Stronger Relationships, Stronger Legacy

Where’s Your Net?

Where's your net?

One week in November I found myself at Saint Timothy's Anglican Church. A week later I was at Manor Road United Church. Come January, you could find me at the Anglican Church of St John the Baptist. In February it was St Vincent de Paul Catholic Church.

I wasn't having a faith crisis or sampling different doctrines. I was in the lucky role of delivering faith and optimism that All Will Be Well. Just like the prayer of the famous Christian mystic Julian of Norwich, All shall be well, and all manner of things shall be well. I volunteered to be on the speakers list for a dynamic association called MumNet. It's a charitable organization, founded and run by volunteer women that supports new moms. The usual format is that the women have an hour-long workout followed by a speaker. There is childcare for their babies in the room next door, often provided by a bevy of beautiful eastern European granny types à la Magda from Sex and the City.

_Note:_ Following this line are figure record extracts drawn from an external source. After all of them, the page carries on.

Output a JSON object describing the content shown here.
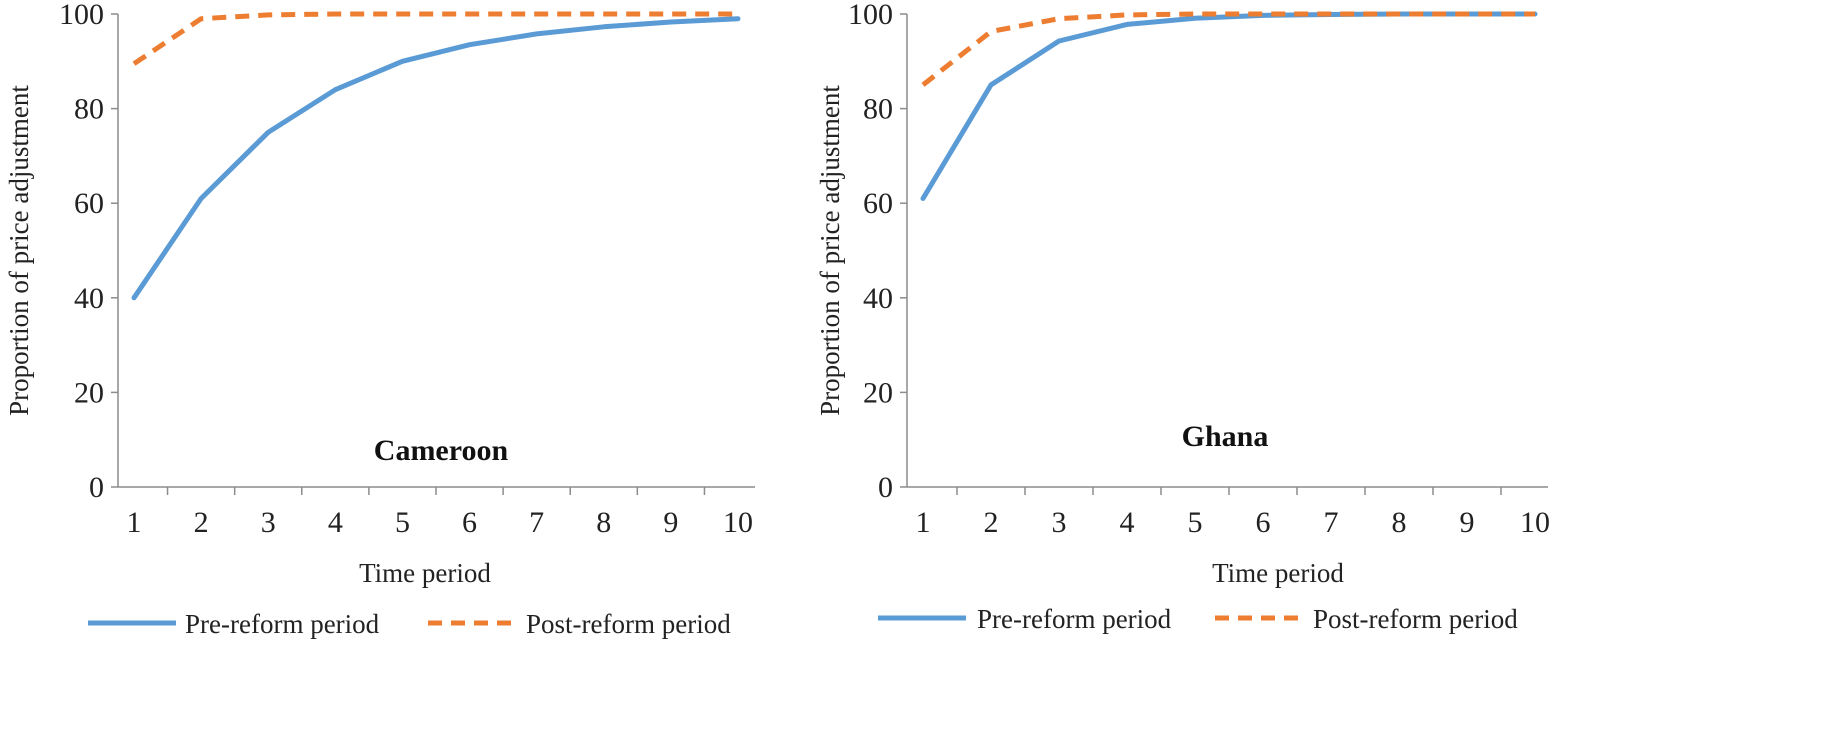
{
  "colors": {
    "pre": "#5b9bd5",
    "post": "#ed7d31",
    "axis": "#8c8c8c"
  },
  "chart_data": [
    {
      "type": "line",
      "title": "Cameroon",
      "xlabel": "Time period",
      "ylabel": "Proportion of price adjustment",
      "x": [
        1,
        2,
        3,
        4,
        5,
        6,
        7,
        8,
        9,
        10
      ],
      "ylim": [
        0,
        100
      ],
      "yticks": [
        "0",
        "20",
        "40",
        "60",
        "80",
        "100"
      ],
      "xticks": [
        "1",
        "2",
        "3",
        "4",
        "5",
        "6",
        "7",
        "8",
        "9",
        "10"
      ],
      "grid": false,
      "legend_position": "bottom",
      "series": [
        {
          "name": "Pre-reform period",
          "style": "solid",
          "values": [
            40,
            61,
            75,
            84,
            90,
            93.5,
            95.8,
            97.3,
            98.3,
            99
          ]
        },
        {
          "name": "Post-reform period",
          "style": "dashed",
          "values": [
            89.5,
            99,
            99.8,
            100,
            100,
            100,
            100,
            100,
            100,
            100
          ]
        }
      ]
    },
    {
      "type": "line",
      "title": "Ghana",
      "xlabel": "Time period",
      "ylabel": "Proportion of price adjustment",
      "x": [
        1,
        2,
        3,
        4,
        5,
        6,
        7,
        8,
        9,
        10
      ],
      "ylim": [
        0,
        100
      ],
      "yticks": [
        "0",
        "20",
        "40",
        "60",
        "80",
        "100"
      ],
      "xticks": [
        "1",
        "2",
        "3",
        "4",
        "5",
        "6",
        "7",
        "8",
        "9",
        "10"
      ],
      "grid": false,
      "legend_position": "bottom",
      "series": [
        {
          "name": "Pre-reform period",
          "style": "solid",
          "values": [
            61,
            85,
            94.3,
            97.8,
            99.1,
            99.7,
            99.9,
            100,
            100,
            100
          ]
        },
        {
          "name": "Post-reform period",
          "style": "dashed",
          "values": [
            85,
            96.3,
            99,
            99.8,
            100,
            100,
            100,
            100,
            100,
            100
          ]
        }
      ]
    }
  ]
}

This may sound like stale gathering, but I suspect those rooms in church basements have never heard such juicy conversations. These women connect through equal measure of tears and humor. There are no holds barred, graphic accounts of labor and delivery. Conversations around where did all this guilt and anxiety come from?!' and how do I escape a violent relationship?'. Women weep as they discuss feeling guilty for not returning to work or feeling guilty because they can't wait to return to work. One group, which shall remain unnamed, always seems to swing the topic around to sex with details that would make a playboy editor blush.

I'm not sure where the name mumnet came from, but I am certain that these women become each other's safety net. They are one another's lifelines when it all seems overwhelming and they doubt their own parenting abilities. Life with new babies, and with toddlers, can be lonely and isolating. Days can tick by at such a snail's pace you may imagine the clock batteries are dead. Winters in Canada are often long, dark, and cold. And yet, these women bundle up their babies and themselves and tramp through the freezing temperatures and snow banks for the levity and comfort of other women in the trenches. Women who are ready to say, I'm not as together as I hoped I'd be and I'm struggling. I always make sure to bring tissue to these groups, prepared for emotions to bubble up and seep through the cracks created by sleep deprivation.

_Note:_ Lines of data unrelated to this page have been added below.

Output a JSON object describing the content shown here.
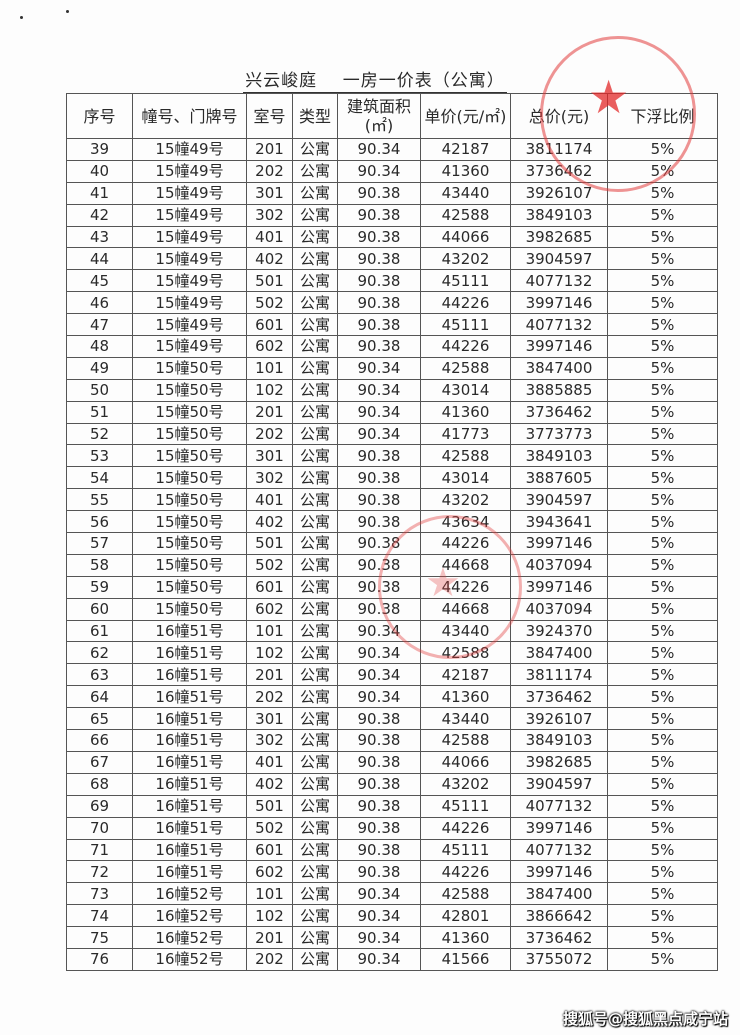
{
  "title": "兴云峻庭    一房一价表（公寓）",
  "columns": [
    "序号",
    "幢号、门牌号",
    "室号",
    "类型",
    "建筑面积(㎡)",
    "单价(元/㎡)",
    "总价(元)",
    "下浮比例"
  ],
  "rows": [
    [
      "39",
      "15幢49号",
      "201",
      "公寓",
      "90.34",
      "42187",
      "3811174",
      "5%"
    ],
    [
      "40",
      "15幢49号",
      "202",
      "公寓",
      "90.34",
      "41360",
      "3736462",
      "5%"
    ],
    [
      "41",
      "15幢49号",
      "301",
      "公寓",
      "90.38",
      "43440",
      "3926107",
      "5%"
    ],
    [
      "42",
      "15幢49号",
      "302",
      "公寓",
      "90.38",
      "42588",
      "3849103",
      "5%"
    ],
    [
      "43",
      "15幢49号",
      "401",
      "公寓",
      "90.38",
      "44066",
      "3982685",
      "5%"
    ],
    [
      "44",
      "15幢49号",
      "402",
      "公寓",
      "90.38",
      "43202",
      "3904597",
      "5%"
    ],
    [
      "45",
      "15幢49号",
      "501",
      "公寓",
      "90.38",
      "45111",
      "4077132",
      "5%"
    ],
    [
      "46",
      "15幢49号",
      "502",
      "公寓",
      "90.38",
      "44226",
      "3997146",
      "5%"
    ],
    [
      "47",
      "15幢49号",
      "601",
      "公寓",
      "90.38",
      "45111",
      "4077132",
      "5%"
    ],
    [
      "48",
      "15幢49号",
      "602",
      "公寓",
      "90.38",
      "44226",
      "3997146",
      "5%"
    ],
    [
      "49",
      "15幢50号",
      "101",
      "公寓",
      "90.34",
      "42588",
      "3847400",
      "5%"
    ],
    [
      "50",
      "15幢50号",
      "102",
      "公寓",
      "90.34",
      "43014",
      "3885885",
      "5%"
    ],
    [
      "51",
      "15幢50号",
      "201",
      "公寓",
      "90.34",
      "41360",
      "3736462",
      "5%"
    ],
    [
      "52",
      "15幢50号",
      "202",
      "公寓",
      "90.34",
      "41773",
      "3773773",
      "5%"
    ],
    [
      "53",
      "15幢50号",
      "301",
      "公寓",
      "90.38",
      "42588",
      "3849103",
      "5%"
    ],
    [
      "54",
      "15幢50号",
      "302",
      "公寓",
      "90.38",
      "43014",
      "3887605",
      "5%"
    ],
    [
      "55",
      "15幢50号",
      "401",
      "公寓",
      "90.38",
      "43202",
      "3904597",
      "5%"
    ],
    [
      "56",
      "15幢50号",
      "402",
      "公寓",
      "90.38",
      "43634",
      "3943641",
      "5%"
    ],
    [
      "57",
      "15幢50号",
      "501",
      "公寓",
      "90.38",
      "44226",
      "3997146",
      "5%"
    ],
    [
      "58",
      "15幢50号",
      "502",
      "公寓",
      "90.38",
      "44668",
      "4037094",
      "5%"
    ],
    [
      "59",
      "15幢50号",
      "601",
      "公寓",
      "90.38",
      "44226",
      "3997146",
      "5%"
    ],
    [
      "60",
      "15幢50号",
      "602",
      "公寓",
      "90.38",
      "44668",
      "4037094",
      "5%"
    ],
    [
      "61",
      "16幢51号",
      "101",
      "公寓",
      "90.34",
      "43440",
      "3924370",
      "5%"
    ],
    [
      "62",
      "16幢51号",
      "102",
      "公寓",
      "90.34",
      "42588",
      "3847400",
      "5%"
    ],
    [
      "63",
      "16幢51号",
      "201",
      "公寓",
      "90.34",
      "42187",
      "3811174",
      "5%"
    ],
    [
      "64",
      "16幢51号",
      "202",
      "公寓",
      "90.34",
      "41360",
      "3736462",
      "5%"
    ],
    [
      "65",
      "16幢51号",
      "301",
      "公寓",
      "90.38",
      "43440",
      "3926107",
      "5%"
    ],
    [
      "66",
      "16幢51号",
      "302",
      "公寓",
      "90.38",
      "42588",
      "3849103",
      "5%"
    ],
    [
      "67",
      "16幢51号",
      "401",
      "公寓",
      "90.38",
      "44066",
      "3982685",
      "5%"
    ],
    [
      "68",
      "16幢51号",
      "402",
      "公寓",
      "90.38",
      "43202",
      "3904597",
      "5%"
    ],
    [
      "69",
      "16幢51号",
      "501",
      "公寓",
      "90.38",
      "45111",
      "4077132",
      "5%"
    ],
    [
      "70",
      "16幢51号",
      "502",
      "公寓",
      "90.38",
      "44226",
      "3997146",
      "5%"
    ],
    [
      "71",
      "16幢51号",
      "601",
      "公寓",
      "90.38",
      "45111",
      "4077132",
      "5%"
    ],
    [
      "72",
      "16幢51号",
      "602",
      "公寓",
      "90.38",
      "44226",
      "3997146",
      "5%"
    ],
    [
      "73",
      "16幢52号",
      "101",
      "公寓",
      "90.34",
      "42588",
      "3847400",
      "5%"
    ],
    [
      "74",
      "16幢52号",
      "102",
      "公寓",
      "90.34",
      "42801",
      "3866642",
      "5%"
    ],
    [
      "75",
      "16幢52号",
      "201",
      "公寓",
      "90.34",
      "41360",
      "3736462",
      "5%"
    ],
    [
      "76",
      "16幢52号",
      "202",
      "公寓",
      "90.34",
      "41566",
      "3755072",
      "5%"
    ]
  ],
  "watermark": "搜狐号@搜狐黑点咸宁站",
  "colors": {
    "stamp": "#e13c3c",
    "text": "#2a2a2a"
  }
}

I try my best to make time to speak with these groups because I love observing the camaraderie and sustenance of women supporting women. I remember what life in the trenches was like when exhaustion made me brittle and the laundry seemed endless. I'm speaking to these moms, not only as a therapist, but also as a fellow mom who recalls the early years vividly. My eldest, Ella turned 4 a week before my youngest, Max was born. Then there was 18 month old Eve in the middle. I had three kids, 4 and under, a thriving therapy practice, a puppy, and an ongoing house renovation.

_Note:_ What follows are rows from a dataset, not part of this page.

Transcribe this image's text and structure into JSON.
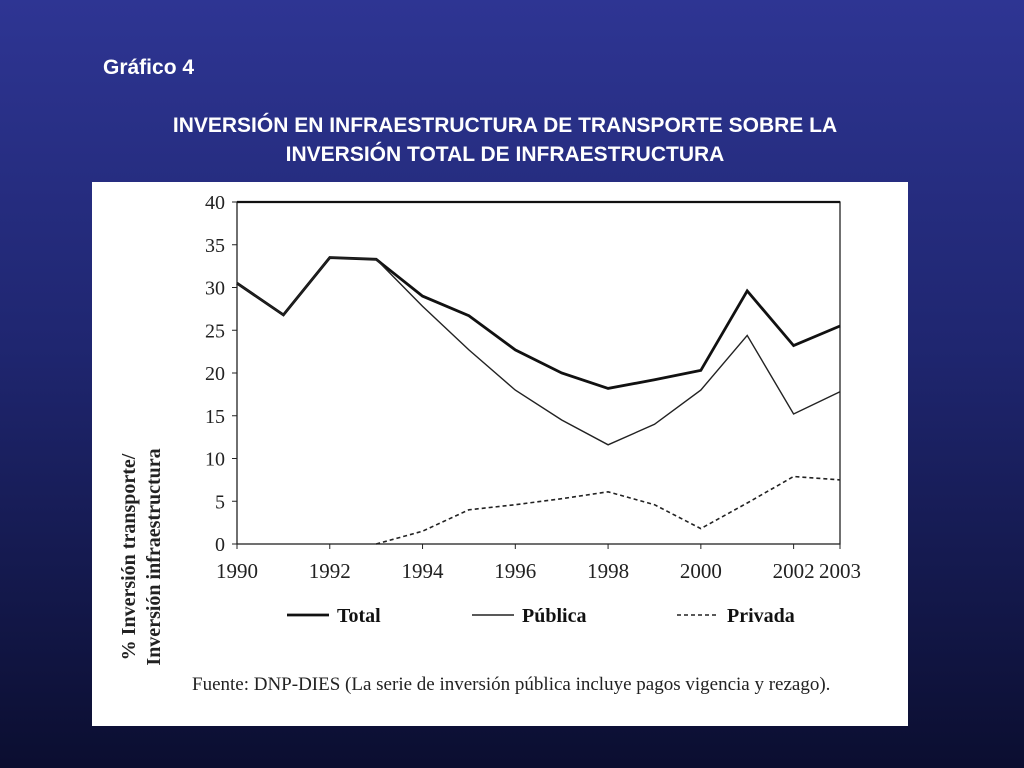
{
  "slide": {
    "label": "Gráfico 4",
    "title_line1": "INVERSIÓN EN INFRAESTRUCTURA DE TRANSPORTE SOBRE LA",
    "title_line2": "INVERSIÓN TOTAL DE INFRAESTRUCTURA"
  },
  "chart_data": {
    "type": "line",
    "ylabel_line1": "% Inversión transporte/",
    "ylabel_line2": "Inversión infraestructura",
    "ylim": [
      0,
      40
    ],
    "yticks": [
      0,
      5,
      10,
      15,
      20,
      25,
      30,
      35,
      40
    ],
    "xlim": [
      1990,
      2003
    ],
    "xticks": [
      1990,
      1992,
      1994,
      1996,
      1998,
      2000,
      2002,
      2003
    ],
    "grid": false,
    "legend_position": "bottom",
    "series": [
      {
        "name": "Total",
        "style": "bold-solid",
        "x": [
          1990,
          1991,
          1992,
          1993,
          1994,
          1995,
          1996,
          1997,
          1998,
          1999,
          2000,
          2001,
          2002,
          2003
        ],
        "y": [
          30.5,
          26.8,
          33.5,
          33.3,
          29.0,
          26.7,
          22.7,
          20.0,
          18.2,
          19.2,
          20.3,
          29.6,
          23.2,
          25.5
        ]
      },
      {
        "name": "Pública",
        "style": "solid",
        "x": [
          1990,
          1991,
          1992,
          1993,
          1994,
          1995,
          1996,
          1997,
          1998,
          1999,
          2000,
          2001,
          2002,
          2003
        ],
        "y": [
          30.5,
          26.8,
          33.5,
          33.3,
          27.8,
          22.7,
          18.0,
          14.5,
          11.6,
          14.0,
          18.0,
          24.4,
          15.2,
          17.8
        ]
      },
      {
        "name": "Privada",
        "style": "dashed",
        "x": [
          1993,
          1994,
          1995,
          1996,
          1997,
          1998,
          1999,
          2000,
          2001,
          2002,
          2003
        ],
        "y": [
          0.0,
          1.5,
          4.0,
          4.6,
          5.3,
          6.1,
          4.6,
          1.8,
          4.8,
          7.9,
          7.5
        ]
      }
    ],
    "source_note": "Fuente: DNP-DIES (La serie de inversión pública incluye pagos vigencia y rezago)."
  }
}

Just like Dickens's famous first line in A Tale of Two Cities, it was the best of times, it was the worst of times . I remember one morning, after another sleepless night, reaching into the refrigerator for coffee cream (Java - AKA elixir of life at that life stage. My single coffee of the day, a strong Americano, savored with rapture). A massive container of spinach slid out and upended all over the kitchen floor. I sunk to my knees to clean it up, silent tears dribbled down my cheeks. Baby Max squawked in the background. Little Ella came and gently rubbed my back and said, it's OK Mamma, it's OK. Then Eve, the middle kid and court jester came over, thrust her diaper clad crotch in my face as I was on all fours, and squealed with delight, I'm go pee in your face!!. Then, of course, we did the only thing we could, we laughed til our sides hurt. My tears of exhaustion turned to tears of gratitude. Ella brought the nurturing, Eve brought the humor, and Max was a willing audience to the insanity. Not a whole lot has changed.

The insanity of parenting continues with the wild emotional roller coaster ride through peaks of bliss and valleys of frustration. The net you create, your own Mum Net, will be there to catch you. You aren't alone.